Dans deux ans, dans un an peut-être, n'est-ce pas, je serai à Paris. - Anch'io, messieurs du journal, je serai Parnassien ! - Je ne sais ce que j'ai là... qui veut monter... - Je jure, cher maître, d'adorer toujours les deux déesses, Muse et Liberté.

Ne faites pas trop la moue en lisant ces vers... Vous me rendriez fou de joie et d'espérance, si vous vouliez, cher Maître, faire faire à la pièce Credo in unam une petite place entre les Parnassiens...Je viendrais à la dernière série du Parnasse : cela ferait le Credo des poètes !... - Ambition ! ô Folle !
 
Arthur Rimbaud.

Sensation
 
20 avril 1870 A.R.
 
Ophélie
 
Credo in Unam
 
Le soleil, le foyer de tendresse et de vie
Verse l'amour etc...
 
29 avril 1870
Arthur Rimbaud
 
Si ces vers trouvaient place au Parnasse contemporain ? - ne sont-ils pas la foi des poètes ? - je ne suis pas connu ; qu'importe ? les poètes sont frères.

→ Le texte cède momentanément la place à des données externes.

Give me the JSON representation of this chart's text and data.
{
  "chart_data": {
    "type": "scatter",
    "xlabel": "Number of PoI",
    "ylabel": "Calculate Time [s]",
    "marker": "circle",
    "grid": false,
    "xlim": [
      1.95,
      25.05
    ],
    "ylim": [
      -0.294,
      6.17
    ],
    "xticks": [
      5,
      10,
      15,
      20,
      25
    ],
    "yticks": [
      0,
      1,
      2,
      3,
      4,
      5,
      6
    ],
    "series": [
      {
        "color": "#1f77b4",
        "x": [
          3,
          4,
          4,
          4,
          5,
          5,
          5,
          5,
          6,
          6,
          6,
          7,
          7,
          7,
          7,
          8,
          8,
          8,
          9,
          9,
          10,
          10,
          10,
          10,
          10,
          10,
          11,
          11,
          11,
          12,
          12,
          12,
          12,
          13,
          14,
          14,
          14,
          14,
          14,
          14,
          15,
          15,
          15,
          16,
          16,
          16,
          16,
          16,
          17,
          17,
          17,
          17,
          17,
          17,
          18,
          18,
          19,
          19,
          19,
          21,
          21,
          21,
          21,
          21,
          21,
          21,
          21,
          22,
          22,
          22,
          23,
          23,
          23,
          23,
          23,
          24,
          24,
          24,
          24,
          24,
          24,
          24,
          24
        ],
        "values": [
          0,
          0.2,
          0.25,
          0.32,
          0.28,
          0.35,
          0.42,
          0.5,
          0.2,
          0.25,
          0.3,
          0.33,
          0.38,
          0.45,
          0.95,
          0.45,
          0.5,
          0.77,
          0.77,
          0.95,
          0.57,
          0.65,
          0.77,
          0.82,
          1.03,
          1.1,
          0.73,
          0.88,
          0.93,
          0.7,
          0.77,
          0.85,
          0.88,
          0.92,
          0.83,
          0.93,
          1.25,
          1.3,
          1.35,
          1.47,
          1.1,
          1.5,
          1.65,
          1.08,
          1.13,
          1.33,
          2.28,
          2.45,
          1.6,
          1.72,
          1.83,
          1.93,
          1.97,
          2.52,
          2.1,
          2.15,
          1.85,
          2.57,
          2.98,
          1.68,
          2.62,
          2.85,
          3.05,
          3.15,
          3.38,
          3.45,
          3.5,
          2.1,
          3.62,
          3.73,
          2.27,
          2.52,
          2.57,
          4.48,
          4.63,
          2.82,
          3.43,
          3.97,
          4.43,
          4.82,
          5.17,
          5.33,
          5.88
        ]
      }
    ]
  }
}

Ces vers croient ; ils aiment ; ils espèrent : c'est tout. - Cher maître, à moi : Levez-moi un peu : je suis jeune : tendez-moi la main...

Lettre à Théodore de Banville du 14 juillet 1871

A Monsieur Théodore de Banville.
 
Ce qu'on dit au Poète à propos de fleurs
 
14 juillet 1871

Monsieur et Cher Maître,
 
Vous rappelez-vous avoir reçu de province, en juin 1870, cent ou cent cinquante hexamètres mythologiques intitulés Credo in unam ?
Vous fûtes assez bon pour répondre !

C'est le même imbécile qui vous envoie les vers ci-dessus, signés Alcide Bava. - Pardon.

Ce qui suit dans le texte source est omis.